Jimmy Butler #22 of the Miami Heat reacts during the fourth quarter against the Milwaukee Bucks in Game Four of the Eastern Conference First Round Playoffs at Kaseya Center on April 24, 2023 in Miami. Credit: Getty Images/Megan Briggs

GREENBURGH — As the Knicks began preparations for the renewal of hostilities in an Eastern Conference semifinal series against the Miami Heat, there is one name that is the focus of every bit of the game plan, and it is a familiar one for coach Tom Thibodeau.

Jimmy Butler.

Thibodeau was there from the beginning, scouting Butler during his days at Marquette. He was Butler’s coach for years in Chicago and Minnesota as he developed from the last pick of the first round in 2011 to the most fearsome player in the playoffs right now.

Butler almost singlehandedly carried the eighth-seeded Heat past the top-seeded Milwaukee Bucks in the first round. There was a 56-point masterpiece in Game 4 and then an improbable last-second shot to force overtime in the Heat’s Game 5 win.

“I’ll be honest: I didn’t see this,” Thibodeau said of predraft work when he was with the Bulls. “I saw — the things that stood out were his toughness, his competitiveness. He played a lot of power forward. But when you look at him, you say, OK, we had what I thought was the best team in the league . . . so I felt like we were getting a rotation player. I didn’t know how good he would become.

“I think his first year was the lockout. And he was behind Luol Deng. Really the first opportunity he had to play was here at the Garden. It was [Dec. 2, 2011], Luol was out. And he had to guard [Carmelo Anthony]. He came in — we started talking to the coaches before the game. I said, ‘Are we really playing him first game [in this spot]?’ And he was great. So that told me a lot about him right there. And then each year he just got better and better.”

What Butler has become is the centerpiece of the scouting report, the prototypical Thibodeau player — a beast he helped create and now must defeat.

“Well, I think there’s nothing he can’t do, because it’s not just the shot-making,” Thibodeau said. “It’s the ability to get into the paint, make plays, get to the line. You have to be disciplined against him, but also the shot creation. So your team has to be locked into the things that he’s doing, you have to have an awareness and you can’t gift him free throws and you got to have good body position against him, and you gotta go guard it with your team. But they are a lot more than just Jimmy.”

The Heat certainly are, with Bam Adebayo and Kyle Lowry and an assortment of unheralded players who have risen from undrafted wannabes to postseason contributors.

The Knicks must plan for Butler the same way they had to plot to limit the Cavaliers’ Donovan Mitchell in the first round.

Years after he scouted and drafted Butler, Thibodeau was running the show in Minnesota and had Josh Hart in for workouts. And in Hart, he saw a comparison to Butler.

“Yeah. Certainly.

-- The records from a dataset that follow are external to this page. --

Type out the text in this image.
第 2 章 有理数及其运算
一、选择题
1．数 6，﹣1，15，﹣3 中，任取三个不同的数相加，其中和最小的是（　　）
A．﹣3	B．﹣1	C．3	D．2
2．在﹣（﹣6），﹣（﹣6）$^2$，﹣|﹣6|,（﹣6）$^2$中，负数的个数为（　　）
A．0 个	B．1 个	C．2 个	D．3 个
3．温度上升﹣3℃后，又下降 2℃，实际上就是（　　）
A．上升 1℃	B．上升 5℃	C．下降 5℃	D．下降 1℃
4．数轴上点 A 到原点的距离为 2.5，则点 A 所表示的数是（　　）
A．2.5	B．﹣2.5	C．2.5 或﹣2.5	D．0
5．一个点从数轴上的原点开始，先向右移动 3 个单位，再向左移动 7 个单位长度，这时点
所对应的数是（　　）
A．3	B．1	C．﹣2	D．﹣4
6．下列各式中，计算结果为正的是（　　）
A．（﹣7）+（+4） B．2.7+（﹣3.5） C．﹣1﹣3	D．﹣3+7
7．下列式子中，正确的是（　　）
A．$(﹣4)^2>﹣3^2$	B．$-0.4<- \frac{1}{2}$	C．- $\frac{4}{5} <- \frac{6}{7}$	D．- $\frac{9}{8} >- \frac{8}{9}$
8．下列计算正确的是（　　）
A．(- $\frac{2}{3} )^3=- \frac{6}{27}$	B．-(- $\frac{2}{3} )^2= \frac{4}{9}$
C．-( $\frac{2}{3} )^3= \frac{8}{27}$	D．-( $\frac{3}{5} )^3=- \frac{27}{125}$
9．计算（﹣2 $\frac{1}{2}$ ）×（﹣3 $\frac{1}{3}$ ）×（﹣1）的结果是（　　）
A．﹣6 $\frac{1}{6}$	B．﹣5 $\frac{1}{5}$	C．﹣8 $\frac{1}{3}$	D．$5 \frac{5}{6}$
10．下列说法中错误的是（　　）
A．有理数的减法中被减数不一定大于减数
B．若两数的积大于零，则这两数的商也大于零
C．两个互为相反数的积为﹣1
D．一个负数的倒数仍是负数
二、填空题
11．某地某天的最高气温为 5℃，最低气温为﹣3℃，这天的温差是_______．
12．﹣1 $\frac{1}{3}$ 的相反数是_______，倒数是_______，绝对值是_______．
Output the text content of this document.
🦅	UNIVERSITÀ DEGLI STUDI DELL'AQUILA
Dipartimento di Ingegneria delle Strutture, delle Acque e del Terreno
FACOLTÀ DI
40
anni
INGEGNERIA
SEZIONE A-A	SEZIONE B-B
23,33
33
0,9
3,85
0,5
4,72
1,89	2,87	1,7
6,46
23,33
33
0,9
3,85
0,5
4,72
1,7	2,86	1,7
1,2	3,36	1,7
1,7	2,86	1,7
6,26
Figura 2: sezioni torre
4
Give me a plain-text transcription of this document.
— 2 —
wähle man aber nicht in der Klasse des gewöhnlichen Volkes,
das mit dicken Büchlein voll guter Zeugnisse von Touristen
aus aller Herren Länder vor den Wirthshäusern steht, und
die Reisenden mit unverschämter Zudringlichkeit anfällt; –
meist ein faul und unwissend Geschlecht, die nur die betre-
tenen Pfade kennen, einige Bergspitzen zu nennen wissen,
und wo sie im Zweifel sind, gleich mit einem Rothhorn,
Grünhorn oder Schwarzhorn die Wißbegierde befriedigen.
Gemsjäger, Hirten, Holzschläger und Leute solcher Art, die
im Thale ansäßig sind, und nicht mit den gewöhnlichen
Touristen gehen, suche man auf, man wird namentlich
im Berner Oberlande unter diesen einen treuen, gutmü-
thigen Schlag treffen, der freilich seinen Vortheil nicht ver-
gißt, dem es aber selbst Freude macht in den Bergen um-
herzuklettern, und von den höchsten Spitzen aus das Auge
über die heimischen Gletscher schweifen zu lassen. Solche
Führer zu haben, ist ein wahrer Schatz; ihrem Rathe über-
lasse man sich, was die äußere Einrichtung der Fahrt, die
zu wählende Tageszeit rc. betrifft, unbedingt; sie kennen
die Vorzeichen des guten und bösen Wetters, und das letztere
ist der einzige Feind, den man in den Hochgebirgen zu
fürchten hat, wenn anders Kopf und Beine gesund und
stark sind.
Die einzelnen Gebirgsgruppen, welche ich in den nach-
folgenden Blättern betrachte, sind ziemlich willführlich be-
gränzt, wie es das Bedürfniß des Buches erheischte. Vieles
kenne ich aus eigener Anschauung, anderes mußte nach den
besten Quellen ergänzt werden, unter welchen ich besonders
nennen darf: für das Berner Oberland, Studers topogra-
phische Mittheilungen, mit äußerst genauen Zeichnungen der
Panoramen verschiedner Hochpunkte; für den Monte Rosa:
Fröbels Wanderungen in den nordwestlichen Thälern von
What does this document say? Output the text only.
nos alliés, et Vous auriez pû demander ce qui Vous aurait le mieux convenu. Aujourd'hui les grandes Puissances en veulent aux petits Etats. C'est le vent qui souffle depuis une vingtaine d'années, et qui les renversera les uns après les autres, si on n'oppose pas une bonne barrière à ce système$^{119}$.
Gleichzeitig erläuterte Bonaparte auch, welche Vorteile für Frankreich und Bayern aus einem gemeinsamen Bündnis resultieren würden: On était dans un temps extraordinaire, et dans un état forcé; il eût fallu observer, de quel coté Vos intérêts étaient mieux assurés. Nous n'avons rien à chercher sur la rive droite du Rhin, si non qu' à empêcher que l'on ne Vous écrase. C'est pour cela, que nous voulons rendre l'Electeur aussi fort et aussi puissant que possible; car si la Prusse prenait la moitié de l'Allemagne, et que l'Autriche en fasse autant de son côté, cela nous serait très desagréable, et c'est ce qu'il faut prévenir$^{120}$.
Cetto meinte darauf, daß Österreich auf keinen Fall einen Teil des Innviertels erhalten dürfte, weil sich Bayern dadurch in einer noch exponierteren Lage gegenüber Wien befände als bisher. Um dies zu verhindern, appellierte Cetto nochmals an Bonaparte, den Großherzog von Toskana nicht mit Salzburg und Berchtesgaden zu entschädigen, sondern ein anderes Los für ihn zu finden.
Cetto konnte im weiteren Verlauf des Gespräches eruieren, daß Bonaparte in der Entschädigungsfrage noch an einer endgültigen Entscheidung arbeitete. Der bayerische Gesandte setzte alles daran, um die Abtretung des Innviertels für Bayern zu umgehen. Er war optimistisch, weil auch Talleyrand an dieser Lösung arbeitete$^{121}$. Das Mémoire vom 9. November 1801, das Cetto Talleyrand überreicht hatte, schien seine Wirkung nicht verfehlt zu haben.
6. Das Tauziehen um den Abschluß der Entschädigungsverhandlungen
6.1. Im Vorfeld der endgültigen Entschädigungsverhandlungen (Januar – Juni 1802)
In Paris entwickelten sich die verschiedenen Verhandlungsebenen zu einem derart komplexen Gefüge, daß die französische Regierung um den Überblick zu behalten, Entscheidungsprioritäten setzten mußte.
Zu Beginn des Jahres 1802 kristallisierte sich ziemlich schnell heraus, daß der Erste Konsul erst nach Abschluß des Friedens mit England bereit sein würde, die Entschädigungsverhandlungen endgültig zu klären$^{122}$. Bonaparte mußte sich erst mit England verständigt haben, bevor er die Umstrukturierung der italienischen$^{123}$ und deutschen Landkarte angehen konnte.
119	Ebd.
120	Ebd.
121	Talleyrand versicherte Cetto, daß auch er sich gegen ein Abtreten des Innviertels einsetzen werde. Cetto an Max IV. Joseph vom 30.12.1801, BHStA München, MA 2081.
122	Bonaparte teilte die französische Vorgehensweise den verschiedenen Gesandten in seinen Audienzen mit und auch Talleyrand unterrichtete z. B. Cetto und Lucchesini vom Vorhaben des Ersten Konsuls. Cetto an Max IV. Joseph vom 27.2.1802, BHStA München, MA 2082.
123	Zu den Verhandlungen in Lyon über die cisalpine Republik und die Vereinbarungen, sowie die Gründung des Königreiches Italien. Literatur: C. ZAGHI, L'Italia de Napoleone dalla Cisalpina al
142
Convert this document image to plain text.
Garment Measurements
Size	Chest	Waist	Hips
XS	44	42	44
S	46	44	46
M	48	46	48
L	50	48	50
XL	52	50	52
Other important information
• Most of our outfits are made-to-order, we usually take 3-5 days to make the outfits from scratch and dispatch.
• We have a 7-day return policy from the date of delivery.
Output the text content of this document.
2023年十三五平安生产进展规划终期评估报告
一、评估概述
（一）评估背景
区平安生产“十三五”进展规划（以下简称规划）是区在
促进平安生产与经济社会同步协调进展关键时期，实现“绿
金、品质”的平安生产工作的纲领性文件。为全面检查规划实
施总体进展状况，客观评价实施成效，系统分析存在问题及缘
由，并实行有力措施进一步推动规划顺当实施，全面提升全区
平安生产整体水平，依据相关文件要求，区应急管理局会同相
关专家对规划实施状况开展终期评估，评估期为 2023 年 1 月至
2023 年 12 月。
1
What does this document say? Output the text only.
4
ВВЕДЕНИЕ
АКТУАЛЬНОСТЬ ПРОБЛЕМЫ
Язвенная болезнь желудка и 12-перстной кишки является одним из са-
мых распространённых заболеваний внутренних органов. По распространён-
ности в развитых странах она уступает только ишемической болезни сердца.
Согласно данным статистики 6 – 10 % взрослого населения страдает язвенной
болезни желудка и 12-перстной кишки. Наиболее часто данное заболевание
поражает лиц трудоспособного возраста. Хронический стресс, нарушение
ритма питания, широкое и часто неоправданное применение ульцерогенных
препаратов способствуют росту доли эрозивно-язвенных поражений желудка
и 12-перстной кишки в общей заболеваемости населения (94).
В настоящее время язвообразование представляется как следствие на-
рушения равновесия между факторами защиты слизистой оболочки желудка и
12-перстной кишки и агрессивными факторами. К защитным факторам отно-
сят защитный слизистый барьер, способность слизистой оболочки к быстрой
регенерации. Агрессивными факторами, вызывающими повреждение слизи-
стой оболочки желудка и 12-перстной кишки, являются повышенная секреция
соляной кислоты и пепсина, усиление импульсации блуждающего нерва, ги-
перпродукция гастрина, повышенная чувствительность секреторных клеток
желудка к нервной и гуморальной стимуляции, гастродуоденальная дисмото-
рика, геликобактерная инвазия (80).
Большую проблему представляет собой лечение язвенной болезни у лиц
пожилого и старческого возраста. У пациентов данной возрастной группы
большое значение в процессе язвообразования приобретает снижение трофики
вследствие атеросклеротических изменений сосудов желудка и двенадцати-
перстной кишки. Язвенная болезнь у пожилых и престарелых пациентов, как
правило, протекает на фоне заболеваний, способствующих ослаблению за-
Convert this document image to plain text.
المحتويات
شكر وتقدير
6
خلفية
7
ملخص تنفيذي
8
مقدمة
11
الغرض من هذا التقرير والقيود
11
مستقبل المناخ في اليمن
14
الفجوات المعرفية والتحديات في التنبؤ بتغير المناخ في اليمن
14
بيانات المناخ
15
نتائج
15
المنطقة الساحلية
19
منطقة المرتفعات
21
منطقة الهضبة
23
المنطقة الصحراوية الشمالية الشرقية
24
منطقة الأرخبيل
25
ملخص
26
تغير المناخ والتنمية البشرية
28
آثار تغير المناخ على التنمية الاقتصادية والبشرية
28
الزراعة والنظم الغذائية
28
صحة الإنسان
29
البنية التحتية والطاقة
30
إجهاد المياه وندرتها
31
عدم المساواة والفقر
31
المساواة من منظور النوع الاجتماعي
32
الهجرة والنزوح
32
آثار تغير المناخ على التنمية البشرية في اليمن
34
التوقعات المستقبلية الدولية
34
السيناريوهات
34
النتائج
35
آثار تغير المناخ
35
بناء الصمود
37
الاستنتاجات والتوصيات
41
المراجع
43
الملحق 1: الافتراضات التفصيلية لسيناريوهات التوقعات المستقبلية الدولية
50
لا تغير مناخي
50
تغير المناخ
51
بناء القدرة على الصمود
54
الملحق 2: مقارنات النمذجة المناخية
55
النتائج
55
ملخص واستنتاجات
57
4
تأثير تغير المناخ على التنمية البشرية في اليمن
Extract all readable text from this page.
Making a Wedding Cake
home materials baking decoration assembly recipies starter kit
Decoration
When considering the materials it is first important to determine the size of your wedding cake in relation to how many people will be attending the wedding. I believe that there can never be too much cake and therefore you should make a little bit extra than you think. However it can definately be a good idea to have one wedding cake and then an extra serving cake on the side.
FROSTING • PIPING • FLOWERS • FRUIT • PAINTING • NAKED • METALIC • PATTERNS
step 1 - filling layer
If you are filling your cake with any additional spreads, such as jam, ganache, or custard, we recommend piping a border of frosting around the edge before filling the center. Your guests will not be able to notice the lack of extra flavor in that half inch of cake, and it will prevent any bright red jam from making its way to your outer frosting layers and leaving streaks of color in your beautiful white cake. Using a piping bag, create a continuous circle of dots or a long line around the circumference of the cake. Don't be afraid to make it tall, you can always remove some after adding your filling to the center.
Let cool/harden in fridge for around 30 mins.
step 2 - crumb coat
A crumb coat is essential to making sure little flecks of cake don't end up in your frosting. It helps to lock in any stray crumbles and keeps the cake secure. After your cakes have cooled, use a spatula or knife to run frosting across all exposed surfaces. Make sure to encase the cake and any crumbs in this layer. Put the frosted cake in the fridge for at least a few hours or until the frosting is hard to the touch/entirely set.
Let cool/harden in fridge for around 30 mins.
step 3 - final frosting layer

The toughness, the competitiveness, all those things,” Thibodeau said. “All the intangibles. Playmaking ability of whatever the game needed. The toughness aspect of it, very similar.”

Now Hart likely will be counted on most among a group of players Thibodeau will utilize to try to limit Butler. Hart certainly knows what the task is, not only after defending him much of the time when the Knicks and Heat played in the regular season but also watching on television when Butler hit the tying shot Wednesday night. Hart simply tweeted, “Wow.”

“My mentality never changes,” he said. “Obviously, he’s on a great streak right now. My job is to make it difficult for him, force him to shoot tough shots. I think the biggest thing with him . . . he does a really good job of getting to the free-throw line. I have to be smart with not having stupid fouls, stupid reach-ins. He’s a smart player. He uses that to his advantage. Nothing different. Just make it as tough for him as I can.”

Heat coach Erik Spoelstra said of Butler, “He’s desperate and urgent and maniacal and sometimes psychotic about the will to try to win.”

Thibodeau saw that, too, and he knows he needs his players to rise to that level.

“I think when you look at intangibles of winning players, that’s one of the main things is competitiveness,” he said. “The ability to think on your feet, how competitive you are, your drive, the ability to sustain great effort over a long period of time — those are the things you try to identify in players. And that’s what drives winning, drives improvement. Those are winning characteristics.”